In 2020 Tyson saw an advertisement for the Aboriginal Project Officer at Ginninderry and immediately identified with the way in which the role sought to “make Ginninderry an inclusive place for our community each day”. “I’m responsible for looking after the management of cultural sites, we have several different research programs happening and I also need to manage the weeds!”.

The advent of the Ginninderry Conservation Trust means Tyson and four colleagues are now helping determine how the trust will manage its task of protecting and celebrating the river and its corridor.

The Trust is responsible for rehabilitating the land that has been active farmland for a century while adhering to the Ginninderry Conservation Corridor Management Plan.

“We are making sure the Trust is committed to involving the community to be a part of the journey to restoring this land while also providing walking trails with interpretations and education on Indigenous culture and history.

Practicing the traditional method of a cultural burn
“It (the racism) went on for so long I guess it felt normal in the end, but it’s had a huge effect on me and it’s unfortunately a very common occurrence for a lot of Aboriginal people.”

“My personal goal is to bring cultural burning back to this landscape led by Aboriginals caring for Country.

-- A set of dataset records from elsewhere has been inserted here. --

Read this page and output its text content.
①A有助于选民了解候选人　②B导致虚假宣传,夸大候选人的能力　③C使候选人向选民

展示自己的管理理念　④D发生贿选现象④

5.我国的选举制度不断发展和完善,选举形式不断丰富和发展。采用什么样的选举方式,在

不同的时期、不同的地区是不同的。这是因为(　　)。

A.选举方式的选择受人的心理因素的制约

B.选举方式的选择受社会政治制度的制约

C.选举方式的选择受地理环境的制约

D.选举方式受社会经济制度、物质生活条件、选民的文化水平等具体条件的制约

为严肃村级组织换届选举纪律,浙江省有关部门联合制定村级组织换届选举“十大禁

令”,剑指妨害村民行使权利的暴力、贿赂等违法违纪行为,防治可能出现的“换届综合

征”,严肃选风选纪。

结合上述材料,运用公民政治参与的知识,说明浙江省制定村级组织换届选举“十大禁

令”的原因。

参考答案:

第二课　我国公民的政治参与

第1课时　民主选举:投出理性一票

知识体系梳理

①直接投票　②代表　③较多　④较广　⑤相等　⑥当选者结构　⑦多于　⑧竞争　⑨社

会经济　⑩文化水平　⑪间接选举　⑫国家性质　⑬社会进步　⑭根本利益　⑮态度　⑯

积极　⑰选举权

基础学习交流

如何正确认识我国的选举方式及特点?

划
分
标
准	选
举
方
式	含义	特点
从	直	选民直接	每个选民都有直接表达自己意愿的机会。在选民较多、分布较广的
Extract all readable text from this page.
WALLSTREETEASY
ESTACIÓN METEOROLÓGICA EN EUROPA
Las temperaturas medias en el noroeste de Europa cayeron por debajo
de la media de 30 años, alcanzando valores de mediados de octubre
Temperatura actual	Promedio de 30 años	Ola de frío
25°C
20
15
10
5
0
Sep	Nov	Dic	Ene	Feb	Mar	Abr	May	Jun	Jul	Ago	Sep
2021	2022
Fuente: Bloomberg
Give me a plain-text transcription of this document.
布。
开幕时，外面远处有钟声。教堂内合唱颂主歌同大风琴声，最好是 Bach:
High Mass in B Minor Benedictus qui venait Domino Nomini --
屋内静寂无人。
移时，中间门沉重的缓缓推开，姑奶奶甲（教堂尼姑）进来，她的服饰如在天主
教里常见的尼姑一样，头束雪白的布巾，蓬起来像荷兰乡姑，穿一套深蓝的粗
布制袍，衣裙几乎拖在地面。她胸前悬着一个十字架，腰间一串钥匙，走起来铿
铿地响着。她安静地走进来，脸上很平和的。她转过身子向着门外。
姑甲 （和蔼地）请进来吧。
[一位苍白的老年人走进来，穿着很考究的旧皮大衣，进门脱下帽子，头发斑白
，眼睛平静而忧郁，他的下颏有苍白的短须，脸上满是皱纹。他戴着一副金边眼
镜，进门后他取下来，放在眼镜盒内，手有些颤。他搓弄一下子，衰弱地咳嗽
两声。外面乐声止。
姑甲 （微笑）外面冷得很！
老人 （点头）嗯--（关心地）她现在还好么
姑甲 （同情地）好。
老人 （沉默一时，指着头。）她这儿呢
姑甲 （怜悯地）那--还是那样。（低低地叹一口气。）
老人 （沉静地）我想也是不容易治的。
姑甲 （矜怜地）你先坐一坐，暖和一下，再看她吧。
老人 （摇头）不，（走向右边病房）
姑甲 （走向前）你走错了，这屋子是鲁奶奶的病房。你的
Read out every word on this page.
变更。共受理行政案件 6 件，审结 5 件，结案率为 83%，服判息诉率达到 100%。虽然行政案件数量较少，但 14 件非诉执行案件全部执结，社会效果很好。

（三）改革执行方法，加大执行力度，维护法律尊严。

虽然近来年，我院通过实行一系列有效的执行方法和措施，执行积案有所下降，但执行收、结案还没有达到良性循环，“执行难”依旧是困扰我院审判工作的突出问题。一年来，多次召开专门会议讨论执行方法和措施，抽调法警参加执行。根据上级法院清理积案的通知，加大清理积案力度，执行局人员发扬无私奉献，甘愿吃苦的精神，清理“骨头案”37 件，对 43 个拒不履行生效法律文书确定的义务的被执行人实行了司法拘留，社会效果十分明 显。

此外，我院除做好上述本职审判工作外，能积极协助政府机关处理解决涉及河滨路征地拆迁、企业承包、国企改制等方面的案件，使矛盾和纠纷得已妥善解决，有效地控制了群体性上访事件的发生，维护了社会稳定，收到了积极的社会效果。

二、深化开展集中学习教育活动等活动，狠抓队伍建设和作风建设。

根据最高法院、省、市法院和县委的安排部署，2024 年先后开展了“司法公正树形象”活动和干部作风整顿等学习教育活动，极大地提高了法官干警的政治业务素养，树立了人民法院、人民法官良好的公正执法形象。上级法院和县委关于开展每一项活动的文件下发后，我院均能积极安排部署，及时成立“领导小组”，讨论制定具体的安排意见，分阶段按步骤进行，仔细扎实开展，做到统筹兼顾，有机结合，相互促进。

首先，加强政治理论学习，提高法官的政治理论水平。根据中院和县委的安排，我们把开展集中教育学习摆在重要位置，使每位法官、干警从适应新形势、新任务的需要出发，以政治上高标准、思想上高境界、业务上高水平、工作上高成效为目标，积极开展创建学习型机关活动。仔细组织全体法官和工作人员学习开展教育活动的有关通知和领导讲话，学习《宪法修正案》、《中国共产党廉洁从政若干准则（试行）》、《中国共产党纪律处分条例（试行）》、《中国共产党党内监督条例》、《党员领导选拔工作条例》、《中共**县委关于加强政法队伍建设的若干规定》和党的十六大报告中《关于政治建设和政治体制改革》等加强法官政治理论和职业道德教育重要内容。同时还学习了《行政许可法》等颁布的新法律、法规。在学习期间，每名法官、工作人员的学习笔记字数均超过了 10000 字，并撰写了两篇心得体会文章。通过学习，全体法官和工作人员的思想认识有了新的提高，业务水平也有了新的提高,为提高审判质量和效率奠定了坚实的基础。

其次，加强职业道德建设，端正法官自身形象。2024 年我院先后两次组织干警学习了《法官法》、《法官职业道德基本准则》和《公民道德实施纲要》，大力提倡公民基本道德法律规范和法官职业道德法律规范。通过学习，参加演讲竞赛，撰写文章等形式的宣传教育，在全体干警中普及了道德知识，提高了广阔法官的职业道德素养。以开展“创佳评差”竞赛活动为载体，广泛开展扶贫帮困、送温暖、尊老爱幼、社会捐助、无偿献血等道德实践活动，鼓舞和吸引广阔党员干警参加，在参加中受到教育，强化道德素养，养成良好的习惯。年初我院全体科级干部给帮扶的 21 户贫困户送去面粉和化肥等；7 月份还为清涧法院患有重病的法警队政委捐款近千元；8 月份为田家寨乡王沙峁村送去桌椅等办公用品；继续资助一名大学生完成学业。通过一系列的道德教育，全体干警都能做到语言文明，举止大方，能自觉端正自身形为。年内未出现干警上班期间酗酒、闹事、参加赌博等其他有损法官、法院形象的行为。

Fire has been a crucial management tool in this country for such a long time and it’s sad to see how sick Country is from land management practices of the last 100 years or so.”

For Tyson, the task could not fit more comfortably with who he is and what he wants to achieve in life.

“The best part of the job is being able to be out on the land every single day. I feel freedom and connection to Country and being a part of nature. It feels like it’s where I am meant to be and where I belong.”

“But I think the biggest challenge or change for me has been to adapt to this style of work where I have a voice on how things are set up and managed in the future and all the responsibility that comes with that.
“I would say that I am most proud of being able to have the confidence to grow and speak up whilst being here and I feel that I’ve achieved more than I ever thought I could just by being here and meeting all of the good people I’ve met.”
When asked to nominate the piece of land he feels most connected to, Tyson says the Murrumbidgee River, which is not only a culturally significant river that he has grown up with but also confirms his views that “Canberra is more like a big town than a city and the bush and places for a good swim are never far away!”

“I always wanted to be a ranger or working out bush. We have a cultural responsibility to look after and care for Country and I have always strongly felt that tug of responsibility and connection.”